Cowrie SSRF Vulnerability in wget and curl Emulation Allows DDoS Amplification

A server-side request forgery (SSRF) vulnerability has been identified in Cowrie versions prior to 2.9.0. This vulnerability resides in the emulated shell implementation of wget and curl, where these commands perform real outbound HTTP requests to destinations specified by attackers. The lack of rate limiting on these outbound requests enabled unauthenticated remote attackers to generate unlimited HTTP traffic toward third-party targets, effectively using the Cowrie honeypot as a denial-of-service amplification tool while masking their true IP address behind that of the honeypot.

Impact

Exploitation of this vulnerability allows for unauthorized DDoS amplification attacks against external targets, with the added benefit of obscuring the attacker's identity.

Reproduction

To reproduce this vulnerability, upload a Cowrie honeypot instance running a version prior to 2.9.0. Ensure that it is configured to use the emulated shell feature, which is the default setting.

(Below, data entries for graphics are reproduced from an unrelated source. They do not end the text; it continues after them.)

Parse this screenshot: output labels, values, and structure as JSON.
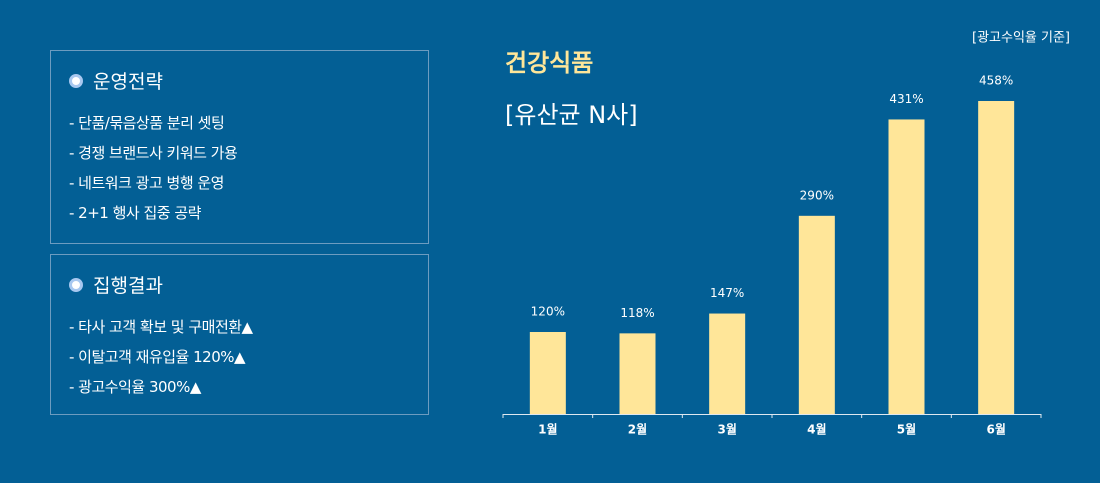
{
  "note": "[광고수익율 기준]",
  "panels": [
    {
      "heading": "운영전략",
      "items": [
        "- 단품/묶음상품 분리 셋팅",
        "- 경쟁 브랜드사 키워드 가용",
        "- 네트워크 광고 병행 운영",
        "- 2+1 행사 집중 공략"
      ]
    },
    {
      "heading": "집행결과",
      "items": [
        "- 타사 고객 확보 및 구매전환▲",
        "- 이탈고객 재유입율 120%▲",
        "- 광고수익율 300%▲"
      ]
    }
  ],
  "chart_data": {
    "type": "bar",
    "title": "건강식품",
    "subtitle": "[유산균 N사]",
    "categories": [
      "1월",
      "2월",
      "3월",
      "4월",
      "5월",
      "6월"
    ],
    "values": [
      120,
      118,
      147,
      290,
      431,
      458
    ],
    "value_labels": [
      "120%",
      "118%",
      "147%",
      "290%",
      "431%",
      "458%"
    ],
    "color": "#ffe699"
  }
}
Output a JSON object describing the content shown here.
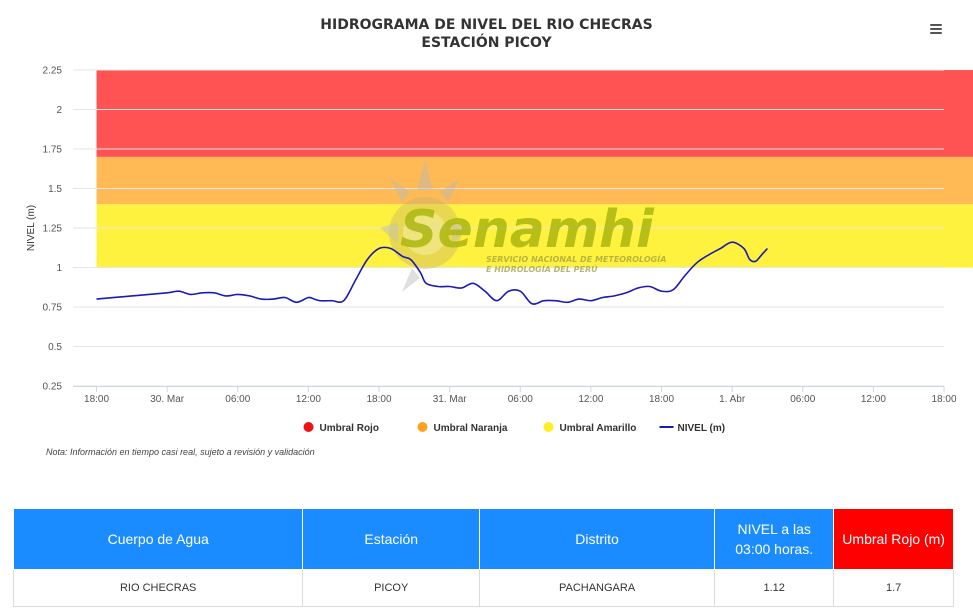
{
  "header": {
    "title_line1": "HIDROGRAMA DE NIVEL DEL RIO CHECRAS",
    "title_line2": "ESTACIÓN PICOY"
  },
  "note": "Nota: Información en tiempo casi real, sujeto a revisión y validación",
  "watermark": {
    "brand": "Senamhi",
    "line1": "SERVICIO NACIONAL DE METEOROLOGÍA",
    "line2": "E HIDROLOGÍA DEL PERÚ"
  },
  "table": {
    "headers": [
      "Cuerpo de Agua",
      "Estación",
      "Distrito",
      "NIVEL a las 03:00 horas.",
      "Umbral Rojo (m)"
    ],
    "row": [
      "RIO CHECRAS",
      "PICOY",
      "PACHANGARA",
      "1.12",
      "1.7"
    ]
  },
  "chart_data": {
    "type": "line",
    "title": "HIDROGRAMA DE NIVEL DEL RIO CHECRAS ESTACIÓN PICOY",
    "ylabel": "NIVEL (m)",
    "xlabel": "",
    "ylim": [
      0.25,
      2.25
    ],
    "yticks": [
      "0.25",
      "0.5",
      "0.75",
      "1",
      "1.25",
      "1.5",
      "1.75",
      "2",
      "2.25"
    ],
    "xlim_hours": [
      -2,
      72
    ],
    "xticks": [
      {
        "h": 0,
        "label": "18:00"
      },
      {
        "h": 6,
        "label": "30. Mar"
      },
      {
        "h": 12,
        "label": "06:00"
      },
      {
        "h": 18,
        "label": "12:00"
      },
      {
        "h": 24,
        "label": "18:00"
      },
      {
        "h": 30,
        "label": "31. Mar"
      },
      {
        "h": 36,
        "label": "06:00"
      },
      {
        "h": 42,
        "label": "12:00"
      },
      {
        "h": 48,
        "label": "18:00"
      },
      {
        "h": 54,
        "label": "1. Abr"
      },
      {
        "h": 60,
        "label": "06:00"
      },
      {
        "h": 66,
        "label": "12:00"
      },
      {
        "h": 72,
        "label": "18:00"
      }
    ],
    "bands": [
      {
        "name": "Umbral Rojo",
        "from": 1.7,
        "to": 2.25,
        "color": "#ff5252"
      },
      {
        "name": "Umbral Naranja",
        "from": 1.4,
        "to": 1.7,
        "color": "#ffb955"
      },
      {
        "name": "Umbral Amarillo",
        "from": 1.0,
        "to": 1.4,
        "color": "#fff23f"
      }
    ],
    "band_x_hours": [
      0,
      77.5
    ],
    "legend": [
      {
        "name": "Umbral Rojo",
        "color": "#ee1111",
        "kind": "dot"
      },
      {
        "name": "Umbral Naranja",
        "color": "#ffa21f",
        "kind": "dot"
      },
      {
        "name": "Umbral Amarillo",
        "color": "#ffee22",
        "kind": "dot"
      },
      {
        "name": "NIVEL (m)",
        "color": "#1a1ab4",
        "kind": "line"
      }
    ],
    "legend_position": "bottom-center",
    "series": [
      {
        "name": "NIVEL (m)",
        "color": "#1a1ab4",
        "x": [
          0,
          3,
          6,
          7,
          8,
          9,
          10,
          11,
          12,
          13,
          14,
          15,
          16,
          17,
          18,
          18.5,
          19,
          20,
          21,
          22,
          23,
          24,
          25,
          26,
          26.7,
          27.5,
          28,
          29,
          30,
          31,
          32,
          33,
          34,
          35,
          36,
          37,
          38,
          39,
          40,
          41,
          42,
          43,
          44,
          45,
          46,
          47,
          48,
          49,
          50,
          51,
          52,
          53,
          54,
          55,
          55.5,
          56,
          56.5,
          57
        ],
        "y": [
          0.8,
          0.82,
          0.84,
          0.85,
          0.83,
          0.84,
          0.84,
          0.82,
          0.83,
          0.82,
          0.8,
          0.8,
          0.81,
          0.78,
          0.81,
          0.8,
          0.79,
          0.79,
          0.79,
          0.92,
          1.05,
          1.12,
          1.12,
          1.07,
          1.05,
          0.97,
          0.9,
          0.88,
          0.88,
          0.87,
          0.9,
          0.85,
          0.79,
          0.85,
          0.85,
          0.77,
          0.79,
          0.79,
          0.78,
          0.8,
          0.79,
          0.81,
          0.82,
          0.84,
          0.87,
          0.88,
          0.85,
          0.86,
          0.95,
          1.03,
          1.08,
          1.12,
          1.16,
          1.12,
          1.05,
          1.04,
          1.08,
          1.12
        ]
      }
    ],
    "grid": true
  }
}
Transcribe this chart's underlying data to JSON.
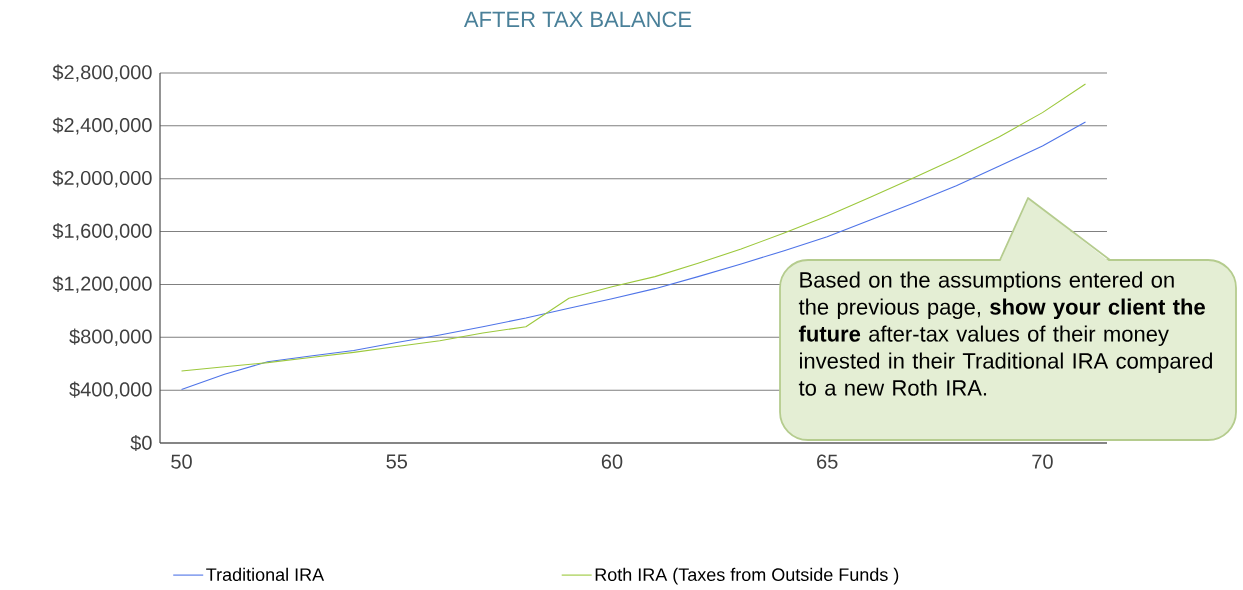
{
  "chart_data": {
    "type": "line",
    "title": "AFTER TAX BALANCE",
    "x": [
      50,
      51,
      52,
      53,
      54,
      55,
      56,
      57,
      58,
      59,
      60,
      61,
      62,
      63,
      64,
      65,
      66,
      67,
      68,
      69,
      70,
      71
    ],
    "series": [
      {
        "name": "Traditional IRA",
        "color": "#4f74e8",
        "values": [
          405000,
          520000,
          615000,
          658000,
          700000,
          760000,
          817000,
          880000,
          946000,
          1020000,
          1092000,
          1168000,
          1259000,
          1355000,
          1455000,
          1561000,
          1688000,
          1814000,
          1947000,
          2096000,
          2248000,
          2429000
        ]
      },
      {
        "name": "Roth IRA (Taxes from Outside Funds )",
        "color": "#9cc83c",
        "values": [
          545000,
          577000,
          608000,
          647000,
          686000,
          730000,
          774000,
          832000,
          880000,
          1095000,
          1183000,
          1259000,
          1360000,
          1468000,
          1589000,
          1718000,
          1859000,
          2005000,
          2155000,
          2318000,
          2500000,
          2717000
        ]
      }
    ],
    "xlim": [
      49.5,
      71.5
    ],
    "xticks": [
      50,
      55,
      60,
      65,
      70
    ],
    "ylim": [
      0,
      2800000
    ],
    "yticks": [
      {
        "value": 0,
        "label": "$0"
      },
      {
        "value": 400000,
        "label": "$400,000"
      },
      {
        "value": 800000,
        "label": "$800,000"
      },
      {
        "value": 1200000,
        "label": "$1,200,000"
      },
      {
        "value": 1600000,
        "label": "$1,600,000"
      },
      {
        "value": 2000000,
        "label": "$2,000,000"
      },
      {
        "value": 2400000,
        "label": "$2,400,000"
      },
      {
        "value": 2800000,
        "label": "$2,800,000"
      }
    ],
    "grid": "y",
    "legend": "bottom",
    "marker": "none",
    "line_style": "solid",
    "annotations": [
      "Based on the assumptions entered on the previous page, **show your client the future** after-tax values of their money invested in their Traditional IRA compared to a new Roth IRA."
    ]
  }
}
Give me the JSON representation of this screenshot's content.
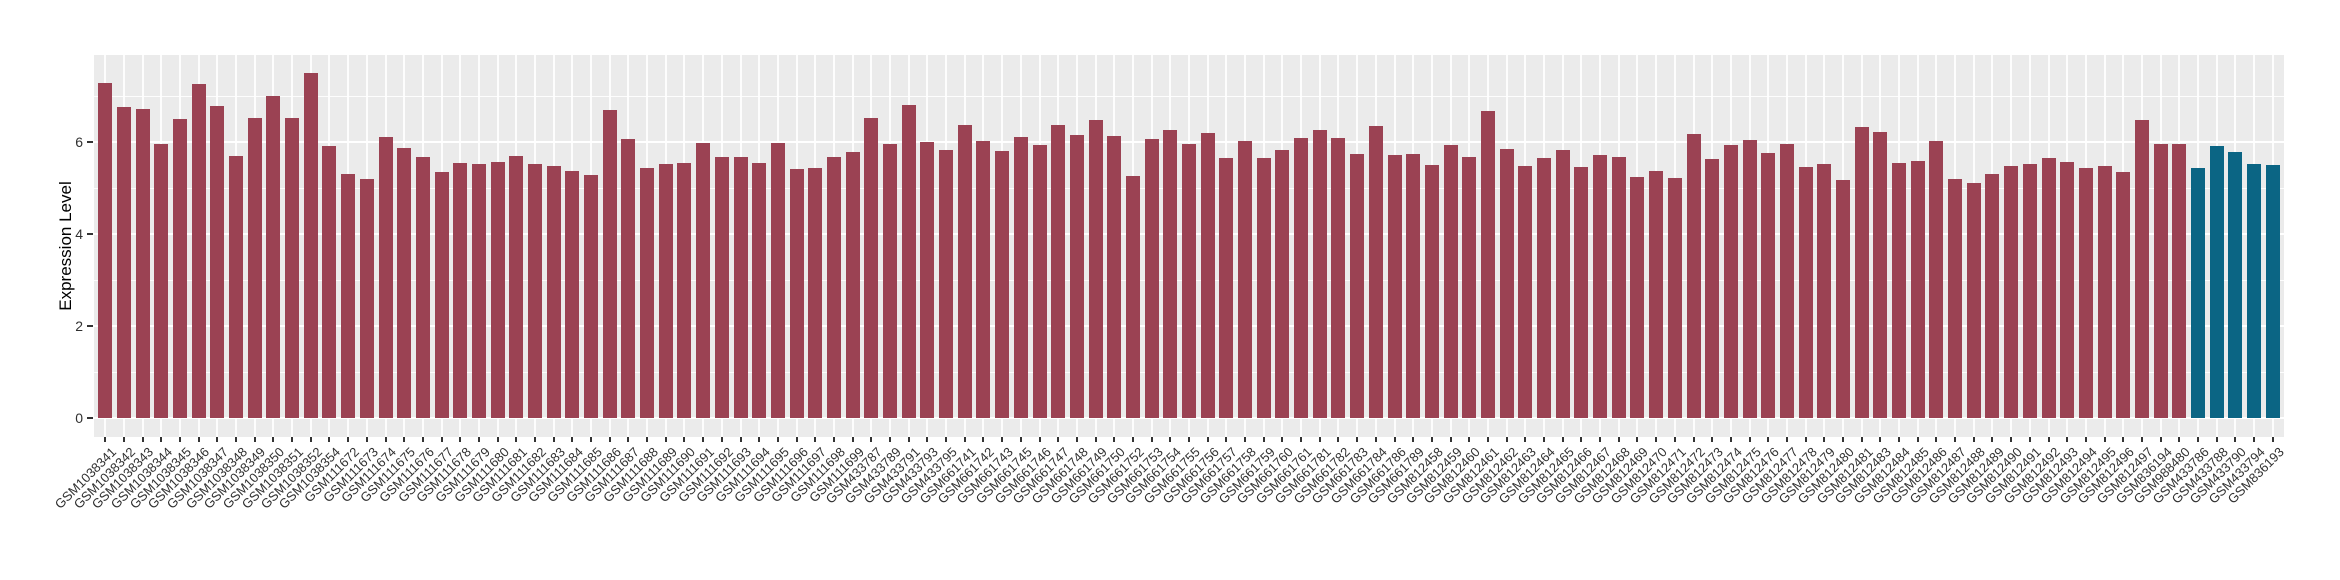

Once the honeypot is active, an attacker can connect via SSH and issue repeated wget or curl commands targeting external websites. The absence of rate limiting will result in a surge of outbound traffic directed toward the specified sites, all appearing to come from the honeypot's IP address.

Remediation

Upgrade to Cowrie version 2.9.0 or later, which includes a rate limiting feature for outbound requests in the wget and curl emulations. This update prevents the misuse of the honeypot for DDoS amplification attacks.